Sunday, March 22, 2009

assorted poetry

Wendy Cope Making Cocoa for Kingsley Amis (1986) - Cope's first book is a mix of usually spot-on parodies and usually decent personal revelations (unless I'm mistaking more parody for honesty). She often uses set forms, villanelles seem most common, but the one that I really love is "Waste Land Limericks":
In April one seldom feels cheerful;
Dry stones, sun and dust make me fearful;
Clarivoyantes distress me,
Commuters depress me -
Met Stetson and gave him an earful.

Eliot and Wordsworth nursery rhymes also work well and the title poem is a brief gag. Included is some work by her alter ego Mr. Strugnell, a deliberately awful but not unreadable poet.

Lisel Mueller The Need to Hold Still (1980) - I ran across a real jawdropping poem of Mueller's in Garrison Keillor's Good Poems and immediately found a collection. Unfortunately she turns out to be a real hit-and-miss writer. For every "For a Thirteenth Birthday" that intertwines maturing, aesthetic ways of looking at the world and what might be called "realism" Mueller gives us a few others that should have stayed in a workbook. "Picking Raspberries", for instance, starts "Once the thicket opens / and lets you enter / and the first berry dissolves on your tongue" and never improves from there. A longish piece about Mary Shelley never rises above "she had a hard life" while repeating biographical info. Mueller is somebody who would really benefit from a Selected Poems (assuming they were well-selected - obviously she can't be trusted to do it) but not a Collected Poems.

Tomaz Salamun The Selected Poems of Tomaz Salamun (1988) - This comprises some translations from 1973 and 74 chapbooks done while Salamun was in Iowa along with recent translations by Charles Simic. I have no idea what any of the dates are so that the recent translations could actually be older poems but still I think this gets more interesting as it goes along. Salamun (there should be some diacritical marks in his name but I'm not about to look them up) draws from surrealism and influences like Rimbaud but is too grounded to really be called visionary. Several poems are boastful ("Tomaz Salmun you are a genius / you are wonderful you are a joy to behold") almost like blues lyrics while others are list poems. (The introduction doesn't give any information about what type of form these poems had in the original language.) Others work with nonsequiturs or build stray images around a central theme. A few are quite striking but the bulk seems a bit tossed off.

Jaime Saenz The Night (1982, English trans. 2007) - Bolivian Saenz was certainly a colorful character even if it seems half calculation and half true dementia - pet panther, hiding human body parts under his bed, long trawls through dingy bars, etc. He apparently wrote in many forms (novels, criticism, etc) but his poetry has just started being translated the past few years. The Night is a book-length work, attempting a kind of fever dream vision though to me it sometimes seems a bit forced and not a coherent whole. Perhaps a second reading is in order but why a second based merely on a "perhaps"? The Night isn't in a standard form (or at least none I recognize). Each poetic line is very long, taking up usually two to three lines of type, and each separated by space from the next. The result is more a succession of moments rather than interwoven verse, maybe appropriate for a journey through the night, maybe not. There are cetainly effective moments and enough of them that I'm planning to check out the selected poems.

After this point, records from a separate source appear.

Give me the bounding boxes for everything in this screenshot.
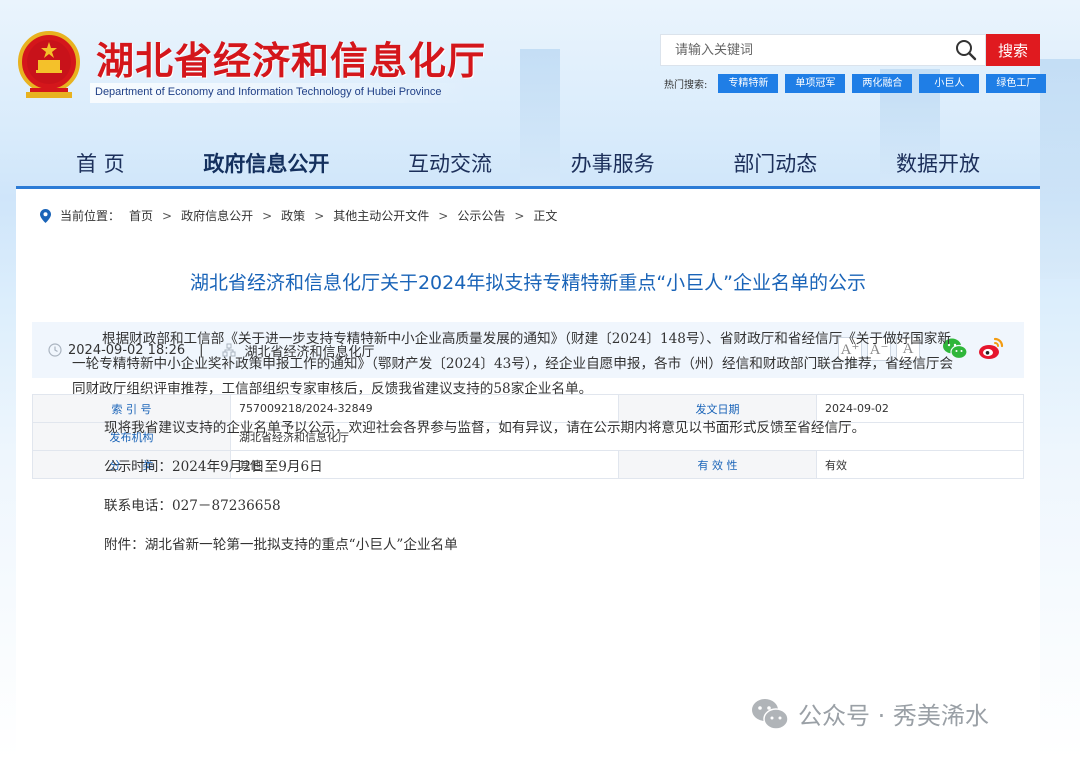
watermark: 公众号 · 秀美浠水 xyxy=(750,696,989,731)
breadcrumb-item[interactable]: 其他主动公开文件 xyxy=(333,207,429,224)
hot-search: 热门搜索: 专精特新 单项冠军 两化融合 小巨人 绿色工厂 xyxy=(664,74,1047,93)
hot-tag[interactable]: 单项冠军 xyxy=(785,74,846,93)
hot-tag[interactable]: 专精特新 xyxy=(718,74,779,93)
weibo-share-icon[interactable] xyxy=(978,336,1004,362)
nav-item-services[interactable]: 办事服务 xyxy=(571,144,655,188)
nav-item-home[interactable]: 首 页 xyxy=(76,144,125,188)
clock-icon xyxy=(48,343,62,357)
breadcrumb-separator: > xyxy=(314,208,325,223)
attachment-link[interactable]: 附件：湖北省新一轮第一批拟支持的重点“小巨人”企业名单 xyxy=(74,533,954,558)
article-title: 湖北省经济和信息化厅关于2024年拟支持专精特新重点“小巨人”企业名单的公示 xyxy=(189,272,867,294)
hot-tag[interactable]: 绿色工厂 xyxy=(986,74,1047,93)
breadcrumb-separator: > xyxy=(438,208,449,223)
breadcrumb-label: 当前位置： xyxy=(60,209,121,223)
breadcrumb-item[interactable]: 政府信息公开 xyxy=(181,207,253,224)
watermark-text: 公众号 · 秀美浠水 xyxy=(798,702,989,730)
body-paragraph: 根据财政部和工信部《关于进一步支持专精特新中小企业高质量发展的通知》（财建〔20… xyxy=(72,331,954,397)
site-subtitle: Department of Economy and Information Te… xyxy=(95,86,442,98)
site-title[interactable]: 湖北省经济和信息化厅 xyxy=(96,30,486,85)
national-emblem-icon xyxy=(18,31,80,98)
body-paragraph: 联系电话：027－87236658 xyxy=(104,498,281,514)
body-paragraph: 公示时间：2024年9月2日至9月6日 xyxy=(104,459,323,475)
hot-tag[interactable]: 两化融合 xyxy=(852,74,913,93)
breadcrumb-item[interactable]: 公示公告 xyxy=(457,207,505,224)
breadcrumb-separator: > xyxy=(162,208,173,223)
breadcrumb-item-current: 正文 xyxy=(533,209,558,223)
hot-search-label: 热门搜索: xyxy=(664,80,708,91)
nav-item-interaction[interactable]: 互动交流 xyxy=(408,144,492,188)
wechat-logo-icon xyxy=(752,698,789,730)
breadcrumb: 当前位置： 首页 > 政府信息公开 > 政策 > 其他主动公开文件 > 公示公告… xyxy=(40,207,557,224)
search-input[interactable] xyxy=(661,36,953,64)
article-body: 根据财政部和工信部《关于进一步支持专精特新中小企业高质量发展的通知》（财建〔20… xyxy=(72,327,954,572)
nav-item-open-data[interactable]: 数据开放 xyxy=(896,144,980,188)
breadcrumb-separator: > xyxy=(514,208,525,223)
breadcrumb-separator: > xyxy=(262,208,273,223)
search-box xyxy=(660,34,986,66)
breadcrumb-item[interactable]: 首页 xyxy=(129,207,153,224)
main-nav: 首 页 政府信息公开 互动交流 办事服务 部门动态 数据开放 xyxy=(16,144,1040,188)
nav-item-department-news[interactable]: 部门动态 xyxy=(733,144,817,188)
breadcrumb-item[interactable]: 政策 xyxy=(281,207,305,224)
search-button[interactable]: 搜索 xyxy=(986,34,1040,66)
search-icon[interactable] xyxy=(953,37,979,63)
body-paragraph: 现将我省建议支持的企业名单予以公示，欢迎社会各界参与监督，如有异议，请在公示期内… xyxy=(104,420,866,436)
hot-tag[interactable]: 小巨人 xyxy=(919,74,980,93)
nav-item-gov-info[interactable]: 政府信息公开 xyxy=(203,144,329,188)
location-pin-icon xyxy=(40,208,51,223)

Benjamin Peret Death to the Pigs, and Other Writings (1988) - Apparently the first English-language collection of Peret and originally published by the indispensible Atlas Press as a "selected writing" (with the slight title change for the US edition from University of Nebraska). The biographical introduction is amazing - Peret is somebody whose full biography would be a blast even if you weren't familiar with his work. But it's that work filling the rest of the book and a bit of a let-down. The poetry tends to be like much other surrealist poetry and instead of being liberating just becomes a long playground taunt where one thing after another is mentioned and that's it. More successful is "Death to the Pigs and the Field of Battle", labelled as a novel though it's certainly not. The images in constant flux work better in prose, at least for me, because there's a flow and a connection, however meaningless. In fact much of "Death" could easily be turned into an animated film, consisting as it does of descriptions of physical transformations. A collaboration with Andre Breton on "Calendar of Tolerable Inventions from Around the World" is a hoot - practically a parody of trivia books before such a thing would be likely. The book closes with a few letters and "polemics".